CBC Website: In-Depth and One-Sided
Dear HonestReporting Canada subscriber,
The Canadian Broadcasting Corporation’s website provides a wealth of background information on issues of interest to Canadians. For the sake of brevity, these backgrounders compress a great deal of information into concise packages. However they are still obligated, in the CBC’s own words, “to be fair, accurate, thorough, comprehensive and balanced in their presentation of information.”
The CBC’s special IN DEPTH section on the Middle East is a collection of documents dedicated to Israel and the Palestinians. With the look and feel of an educational primer, it contains background materials including descriptions of key issues, biographies of key players, links to archived news stories, and a quiz to “test your knowledge.”
One might expect that in approaching the controversial topic of the Middle East, the CBC would carefully avoid giving even the slightest impression of taking sides. It is all the more surprising, then, to discover that in the very first sentence on its Middle East homepage, the CBC introduces Canadians to a decidedly one-sided version of history:
“Since May of 1948 when the modern state of Israel was proclaimed, the land has had two parallel histories, one for the Jews who control the state and one for the Palestinians whose homeland the nation was built on.”

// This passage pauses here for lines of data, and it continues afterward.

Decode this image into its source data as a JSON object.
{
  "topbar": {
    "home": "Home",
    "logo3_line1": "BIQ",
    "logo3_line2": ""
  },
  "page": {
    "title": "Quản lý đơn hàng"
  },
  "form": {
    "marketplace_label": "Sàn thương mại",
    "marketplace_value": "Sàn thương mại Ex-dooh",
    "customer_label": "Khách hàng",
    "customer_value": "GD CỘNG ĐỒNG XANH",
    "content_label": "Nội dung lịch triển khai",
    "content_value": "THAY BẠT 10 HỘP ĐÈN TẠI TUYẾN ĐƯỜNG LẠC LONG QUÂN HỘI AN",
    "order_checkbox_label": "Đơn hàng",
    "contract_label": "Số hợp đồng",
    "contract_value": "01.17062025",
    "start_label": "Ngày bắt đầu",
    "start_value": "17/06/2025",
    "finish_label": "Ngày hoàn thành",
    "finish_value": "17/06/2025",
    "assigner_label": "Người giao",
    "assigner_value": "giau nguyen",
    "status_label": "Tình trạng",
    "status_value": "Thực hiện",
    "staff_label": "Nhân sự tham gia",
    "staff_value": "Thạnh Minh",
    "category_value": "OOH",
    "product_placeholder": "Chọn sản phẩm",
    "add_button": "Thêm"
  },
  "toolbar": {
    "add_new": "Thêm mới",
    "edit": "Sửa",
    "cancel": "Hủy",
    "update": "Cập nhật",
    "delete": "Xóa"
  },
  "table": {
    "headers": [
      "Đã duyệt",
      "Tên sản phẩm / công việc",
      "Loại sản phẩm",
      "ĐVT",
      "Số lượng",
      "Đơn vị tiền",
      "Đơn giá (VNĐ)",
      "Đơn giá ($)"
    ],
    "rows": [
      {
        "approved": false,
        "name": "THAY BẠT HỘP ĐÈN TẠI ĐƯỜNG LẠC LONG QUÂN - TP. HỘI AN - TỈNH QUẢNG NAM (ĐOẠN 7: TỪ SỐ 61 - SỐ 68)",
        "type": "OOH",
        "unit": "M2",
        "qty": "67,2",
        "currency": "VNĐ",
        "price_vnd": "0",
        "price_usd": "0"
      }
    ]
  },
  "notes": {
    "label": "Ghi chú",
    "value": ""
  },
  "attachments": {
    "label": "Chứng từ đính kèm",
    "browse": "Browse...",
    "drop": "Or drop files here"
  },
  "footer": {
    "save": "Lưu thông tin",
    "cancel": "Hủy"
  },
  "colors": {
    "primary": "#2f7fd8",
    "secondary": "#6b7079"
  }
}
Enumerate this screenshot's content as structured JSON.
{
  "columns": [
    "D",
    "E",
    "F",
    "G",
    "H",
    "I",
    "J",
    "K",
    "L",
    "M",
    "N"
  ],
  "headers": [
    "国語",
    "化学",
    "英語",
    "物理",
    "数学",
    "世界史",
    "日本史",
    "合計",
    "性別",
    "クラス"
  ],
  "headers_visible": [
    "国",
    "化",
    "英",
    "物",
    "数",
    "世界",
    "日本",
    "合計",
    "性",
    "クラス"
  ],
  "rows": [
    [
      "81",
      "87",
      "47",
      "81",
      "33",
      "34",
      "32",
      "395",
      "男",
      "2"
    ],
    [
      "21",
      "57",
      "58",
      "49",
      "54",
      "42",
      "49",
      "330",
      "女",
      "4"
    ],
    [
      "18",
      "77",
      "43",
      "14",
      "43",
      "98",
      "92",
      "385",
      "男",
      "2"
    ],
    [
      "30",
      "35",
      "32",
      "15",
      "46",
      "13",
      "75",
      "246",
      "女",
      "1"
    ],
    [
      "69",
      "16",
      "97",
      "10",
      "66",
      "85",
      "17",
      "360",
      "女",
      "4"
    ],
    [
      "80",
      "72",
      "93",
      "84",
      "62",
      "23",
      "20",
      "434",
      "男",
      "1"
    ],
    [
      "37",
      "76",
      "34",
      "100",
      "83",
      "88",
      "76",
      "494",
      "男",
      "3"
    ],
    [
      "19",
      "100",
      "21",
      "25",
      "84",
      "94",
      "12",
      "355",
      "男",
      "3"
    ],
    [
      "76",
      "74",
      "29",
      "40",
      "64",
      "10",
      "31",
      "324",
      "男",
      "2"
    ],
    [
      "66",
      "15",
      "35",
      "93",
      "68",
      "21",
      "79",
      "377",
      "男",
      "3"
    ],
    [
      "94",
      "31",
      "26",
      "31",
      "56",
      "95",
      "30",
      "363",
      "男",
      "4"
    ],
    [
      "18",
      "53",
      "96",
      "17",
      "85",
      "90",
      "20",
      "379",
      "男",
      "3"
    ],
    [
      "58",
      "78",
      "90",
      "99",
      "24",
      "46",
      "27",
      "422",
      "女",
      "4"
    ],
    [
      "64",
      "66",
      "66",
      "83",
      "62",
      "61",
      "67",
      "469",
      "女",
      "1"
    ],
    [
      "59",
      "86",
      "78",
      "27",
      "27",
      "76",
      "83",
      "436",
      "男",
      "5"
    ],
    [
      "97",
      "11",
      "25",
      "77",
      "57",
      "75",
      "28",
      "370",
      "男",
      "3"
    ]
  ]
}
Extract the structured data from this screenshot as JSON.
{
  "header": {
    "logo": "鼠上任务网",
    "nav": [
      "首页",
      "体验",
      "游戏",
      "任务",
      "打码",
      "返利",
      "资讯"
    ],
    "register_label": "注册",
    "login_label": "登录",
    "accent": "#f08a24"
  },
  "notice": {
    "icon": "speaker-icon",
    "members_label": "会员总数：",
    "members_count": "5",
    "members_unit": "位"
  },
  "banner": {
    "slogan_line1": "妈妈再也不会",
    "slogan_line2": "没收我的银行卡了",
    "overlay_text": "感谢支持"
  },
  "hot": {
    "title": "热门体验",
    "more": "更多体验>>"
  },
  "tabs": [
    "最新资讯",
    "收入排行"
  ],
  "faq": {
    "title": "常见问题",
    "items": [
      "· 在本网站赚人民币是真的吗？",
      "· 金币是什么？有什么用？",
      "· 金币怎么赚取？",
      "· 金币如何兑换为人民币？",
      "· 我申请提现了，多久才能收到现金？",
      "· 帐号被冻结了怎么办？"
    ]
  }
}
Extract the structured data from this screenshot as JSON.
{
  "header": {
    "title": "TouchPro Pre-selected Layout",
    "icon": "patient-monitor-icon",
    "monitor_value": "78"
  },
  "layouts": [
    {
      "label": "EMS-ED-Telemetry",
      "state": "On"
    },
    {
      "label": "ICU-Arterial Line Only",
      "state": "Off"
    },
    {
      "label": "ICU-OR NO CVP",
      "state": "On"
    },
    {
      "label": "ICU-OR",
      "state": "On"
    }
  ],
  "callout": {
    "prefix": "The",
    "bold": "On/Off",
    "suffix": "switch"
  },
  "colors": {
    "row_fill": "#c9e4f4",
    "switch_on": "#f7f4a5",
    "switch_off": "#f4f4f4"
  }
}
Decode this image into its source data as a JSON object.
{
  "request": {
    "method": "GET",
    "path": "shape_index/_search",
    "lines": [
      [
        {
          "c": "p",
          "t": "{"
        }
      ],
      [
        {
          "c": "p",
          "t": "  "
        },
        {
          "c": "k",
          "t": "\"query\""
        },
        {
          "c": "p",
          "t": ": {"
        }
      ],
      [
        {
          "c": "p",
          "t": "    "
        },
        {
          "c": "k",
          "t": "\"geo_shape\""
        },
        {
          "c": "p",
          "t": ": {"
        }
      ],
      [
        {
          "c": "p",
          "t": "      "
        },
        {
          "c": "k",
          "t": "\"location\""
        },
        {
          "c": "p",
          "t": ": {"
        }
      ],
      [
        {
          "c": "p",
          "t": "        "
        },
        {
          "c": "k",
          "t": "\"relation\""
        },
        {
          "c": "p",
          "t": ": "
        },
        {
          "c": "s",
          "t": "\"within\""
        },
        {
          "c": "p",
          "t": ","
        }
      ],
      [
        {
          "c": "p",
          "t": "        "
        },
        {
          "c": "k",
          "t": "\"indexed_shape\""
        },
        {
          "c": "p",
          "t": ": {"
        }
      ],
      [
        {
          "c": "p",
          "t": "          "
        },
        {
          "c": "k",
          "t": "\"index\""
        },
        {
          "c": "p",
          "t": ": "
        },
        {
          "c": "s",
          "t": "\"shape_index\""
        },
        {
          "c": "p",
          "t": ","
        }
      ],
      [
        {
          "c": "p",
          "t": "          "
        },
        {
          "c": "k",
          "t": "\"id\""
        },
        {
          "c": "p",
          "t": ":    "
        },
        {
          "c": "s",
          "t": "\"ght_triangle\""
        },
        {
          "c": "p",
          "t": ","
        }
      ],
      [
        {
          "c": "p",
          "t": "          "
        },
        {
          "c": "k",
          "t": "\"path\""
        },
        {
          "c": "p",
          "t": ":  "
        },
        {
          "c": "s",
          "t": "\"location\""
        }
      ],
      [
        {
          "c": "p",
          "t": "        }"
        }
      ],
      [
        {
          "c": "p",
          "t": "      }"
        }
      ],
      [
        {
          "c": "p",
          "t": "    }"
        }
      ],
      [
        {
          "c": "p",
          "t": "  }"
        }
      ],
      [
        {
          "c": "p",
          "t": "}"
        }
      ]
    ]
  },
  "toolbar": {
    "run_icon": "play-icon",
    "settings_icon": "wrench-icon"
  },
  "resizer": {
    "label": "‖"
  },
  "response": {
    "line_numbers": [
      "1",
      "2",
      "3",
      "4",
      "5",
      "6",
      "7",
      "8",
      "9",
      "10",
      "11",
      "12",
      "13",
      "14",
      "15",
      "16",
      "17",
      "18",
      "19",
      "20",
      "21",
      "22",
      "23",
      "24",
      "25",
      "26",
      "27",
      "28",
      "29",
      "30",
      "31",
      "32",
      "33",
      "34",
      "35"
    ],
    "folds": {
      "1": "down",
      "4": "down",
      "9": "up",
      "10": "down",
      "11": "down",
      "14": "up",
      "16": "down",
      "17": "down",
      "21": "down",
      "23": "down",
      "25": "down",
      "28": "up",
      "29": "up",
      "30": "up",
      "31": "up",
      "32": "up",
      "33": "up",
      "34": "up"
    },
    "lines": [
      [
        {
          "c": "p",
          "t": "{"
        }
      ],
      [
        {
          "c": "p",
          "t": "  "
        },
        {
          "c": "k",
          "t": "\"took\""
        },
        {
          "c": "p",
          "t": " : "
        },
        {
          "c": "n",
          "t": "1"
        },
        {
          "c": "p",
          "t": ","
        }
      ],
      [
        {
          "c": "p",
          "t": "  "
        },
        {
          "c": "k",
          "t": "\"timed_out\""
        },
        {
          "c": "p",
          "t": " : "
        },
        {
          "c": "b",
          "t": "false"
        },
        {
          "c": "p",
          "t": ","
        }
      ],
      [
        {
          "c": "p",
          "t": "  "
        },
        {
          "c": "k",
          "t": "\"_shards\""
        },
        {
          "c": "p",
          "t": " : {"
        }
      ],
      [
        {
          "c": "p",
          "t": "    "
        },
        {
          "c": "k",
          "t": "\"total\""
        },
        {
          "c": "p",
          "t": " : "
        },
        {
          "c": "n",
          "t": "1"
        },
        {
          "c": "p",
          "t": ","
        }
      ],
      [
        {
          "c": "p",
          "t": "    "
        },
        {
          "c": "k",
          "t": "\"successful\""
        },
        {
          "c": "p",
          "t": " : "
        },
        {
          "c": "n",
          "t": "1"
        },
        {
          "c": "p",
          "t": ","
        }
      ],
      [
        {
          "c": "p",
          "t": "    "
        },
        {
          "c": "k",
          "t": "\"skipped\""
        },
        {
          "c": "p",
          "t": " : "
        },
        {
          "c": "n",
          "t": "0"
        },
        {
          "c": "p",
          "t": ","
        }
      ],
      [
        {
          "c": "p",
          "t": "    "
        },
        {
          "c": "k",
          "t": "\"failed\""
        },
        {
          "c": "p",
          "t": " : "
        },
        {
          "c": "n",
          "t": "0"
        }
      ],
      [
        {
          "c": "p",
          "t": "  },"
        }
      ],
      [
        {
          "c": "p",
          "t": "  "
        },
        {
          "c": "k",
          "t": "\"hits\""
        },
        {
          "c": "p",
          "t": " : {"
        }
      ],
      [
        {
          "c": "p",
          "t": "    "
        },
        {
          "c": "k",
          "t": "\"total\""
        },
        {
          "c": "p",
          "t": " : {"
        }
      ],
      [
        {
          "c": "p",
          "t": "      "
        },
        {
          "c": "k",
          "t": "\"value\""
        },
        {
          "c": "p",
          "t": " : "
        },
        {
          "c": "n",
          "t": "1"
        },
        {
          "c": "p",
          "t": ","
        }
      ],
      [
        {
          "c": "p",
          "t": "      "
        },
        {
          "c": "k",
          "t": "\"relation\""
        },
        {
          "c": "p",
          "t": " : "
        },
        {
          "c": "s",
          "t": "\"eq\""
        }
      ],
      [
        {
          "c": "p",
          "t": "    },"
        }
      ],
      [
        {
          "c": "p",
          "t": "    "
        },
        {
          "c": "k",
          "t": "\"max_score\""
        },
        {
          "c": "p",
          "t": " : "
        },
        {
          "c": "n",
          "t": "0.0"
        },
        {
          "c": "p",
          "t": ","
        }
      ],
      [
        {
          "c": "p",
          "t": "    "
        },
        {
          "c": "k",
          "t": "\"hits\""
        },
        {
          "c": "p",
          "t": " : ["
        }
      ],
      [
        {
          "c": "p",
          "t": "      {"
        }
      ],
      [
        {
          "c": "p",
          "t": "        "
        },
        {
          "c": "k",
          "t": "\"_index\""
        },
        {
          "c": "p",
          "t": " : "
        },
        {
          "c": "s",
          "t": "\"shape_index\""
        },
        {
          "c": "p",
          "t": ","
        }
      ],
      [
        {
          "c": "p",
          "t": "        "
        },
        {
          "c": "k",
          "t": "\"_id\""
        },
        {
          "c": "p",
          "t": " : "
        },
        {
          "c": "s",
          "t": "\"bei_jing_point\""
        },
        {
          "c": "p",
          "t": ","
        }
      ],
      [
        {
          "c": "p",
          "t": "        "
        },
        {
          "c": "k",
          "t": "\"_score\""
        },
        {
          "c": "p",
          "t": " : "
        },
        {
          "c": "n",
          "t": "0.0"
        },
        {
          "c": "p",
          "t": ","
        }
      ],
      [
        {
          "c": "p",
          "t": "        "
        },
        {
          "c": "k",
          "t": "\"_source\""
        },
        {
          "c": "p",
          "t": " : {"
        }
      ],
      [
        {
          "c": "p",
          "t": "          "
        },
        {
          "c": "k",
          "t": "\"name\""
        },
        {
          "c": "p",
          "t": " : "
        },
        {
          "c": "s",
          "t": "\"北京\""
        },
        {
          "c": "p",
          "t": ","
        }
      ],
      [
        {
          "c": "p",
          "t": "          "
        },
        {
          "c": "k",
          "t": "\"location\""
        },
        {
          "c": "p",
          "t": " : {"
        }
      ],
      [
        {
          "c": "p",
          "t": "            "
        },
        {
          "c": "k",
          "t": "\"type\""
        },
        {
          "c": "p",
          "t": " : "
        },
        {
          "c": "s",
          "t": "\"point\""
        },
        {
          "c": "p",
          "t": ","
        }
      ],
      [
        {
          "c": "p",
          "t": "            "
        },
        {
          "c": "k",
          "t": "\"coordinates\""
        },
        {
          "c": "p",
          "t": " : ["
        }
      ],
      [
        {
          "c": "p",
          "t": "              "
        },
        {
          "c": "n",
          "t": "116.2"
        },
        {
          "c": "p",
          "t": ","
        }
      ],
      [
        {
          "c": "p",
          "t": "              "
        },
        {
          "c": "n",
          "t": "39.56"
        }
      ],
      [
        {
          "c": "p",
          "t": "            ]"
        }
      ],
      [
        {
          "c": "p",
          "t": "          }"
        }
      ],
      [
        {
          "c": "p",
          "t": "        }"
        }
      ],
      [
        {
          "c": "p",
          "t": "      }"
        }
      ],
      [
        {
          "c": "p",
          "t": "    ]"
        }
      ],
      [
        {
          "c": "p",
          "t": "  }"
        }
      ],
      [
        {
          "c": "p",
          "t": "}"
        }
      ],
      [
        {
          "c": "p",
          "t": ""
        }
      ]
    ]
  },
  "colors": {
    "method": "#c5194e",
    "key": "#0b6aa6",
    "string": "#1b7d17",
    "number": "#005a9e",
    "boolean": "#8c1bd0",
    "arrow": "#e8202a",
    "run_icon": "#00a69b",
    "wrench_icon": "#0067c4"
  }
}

The CBC thus introduces the topic as a power dynamic, in which Israelis have all the power and Palestinians are a victimized people dispossessed of their land. In this CBC version of events, the Palestinians are the obvious owners of the land on which the Jews run the show.
This is, of course, inconsistent with historical fact. Leaving aside the Jews’ lengthy history in the land and the fact that prior to the 20th century they were alone in referring to Israel/Palestine as their “homeland,” it is worth pointing out that the majority of territory on which the modern state of Israel was declared had in fact been public land administered by the British Mandatory authorities, and an additional 10 percent was owned outright by Jewish individuals or organizations.